Local Government Infrastructure
Infrastructure at the local government level facilitates the delivery of public services. The design and location of infrastructure can have a significant effect on a region's economic growth, community livability and overall health. B.C. government grants support local governments to plan, build and sustain these essential assets.
Municipalities and regional districts need infrastructure to provide services such as drinking water, sewage collection and treatment, garbage collection and recycling, fire protection, cultural and recreational facilities, and transportation.
Essential infrastructure for municipalities and regional districts includes:
- Water systems, water treatment facilities and works, reservoirs, dams, wells, and pumping stations for the collection, treatment, storage and distribution of potable water
- Wastewater systems, wastewater treatment plants, sanitary sewers, storm sewers and pump stations for the collection, treatment and disposal of treated effluent
- Water or wastewater metering equipment
- Buildings and facilities owned by local governments
- Cultural and recreational facilities, such as museums, heritage sites, galleries, performing arts facilities, cultural and community centres, recreational and sports facilities, and libraries
- Basic local government infrastructure to support or provide access to tourist facilities, major public attractions, convention or trade centres and exhibition buildings
- Local transportation infrastructure, such as roads, sidewalks, bicycle lanes, traffic signals, public wharves, docks, piers and terminals
- Urban public transit, including commuter rail, light rail and transit buses
- Waste disposal such as landfills and recycling facilities
- Other infrastructure, including those relevant to affordable housing, fire protection, street lighting, and internet access for local public institutions
Municipalities and regional districts provide this infrastructure to deliver their services, as well as promote sustainable communities.
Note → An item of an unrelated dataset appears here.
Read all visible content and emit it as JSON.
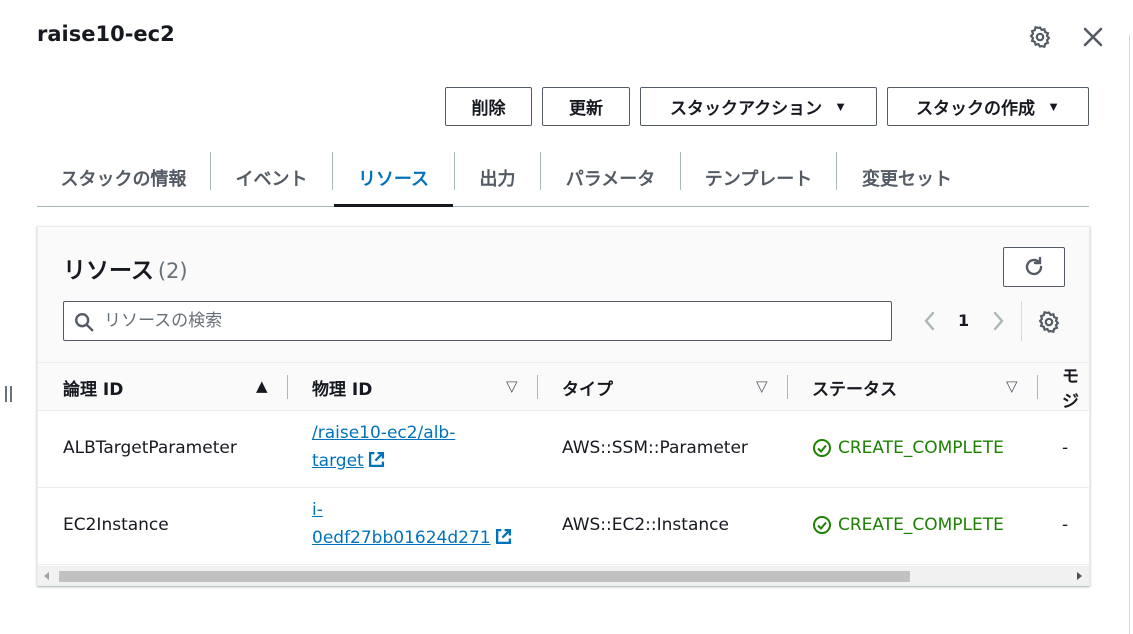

Sustainable infrastructure addresses current infrastructure in environmental, economic and social dimensions and supports future generations.
Water Systems Infrastructure
Infrastructure plays a fundamental role in protecting the health of community water systems. Poorly managed or designed infrastructure can cause or exacerbate issues such as excessive drinking water demand, wastewater effluent and contaminated stormwater runoff, and jeopardize a community's ecological integrity and overall prosperity. Local governments can implement different tools and strategies to improve their water systems infrastructure and address these and other issues.
Asset Management for Sustainable Service Delivery
Municipalities and regional districts are responsible for managing community infrastructure assets over the asset lifecycle. Application of sound asset management practices in the planning, building and maintenance of infrastructure can support this goal and aid in sustainable service delivery. This ensures that community service needs are met and that services are delivered in a socially, economically and environmentally responsible manner.
Infrastructure Resources & Grants
Local governments can access different tools and funding opportunities to help plan, develop and maintain their infrastructure:
- Grants and other funding programs can assist with local government infrastructure projects.
- CLIC, the community lifecycle infrastructure costing tool, enables local governments to determine the long-term lifecycle costs of alternate development scenarios.
- Long-term energy efficiency and emissions reduction planning can yield significant infrastructure savings for local governments.
- Local governments can utilize an approach referred to as "integrated resource recovery" to protect the environment from the potential impacts of urbanization and improve community livability.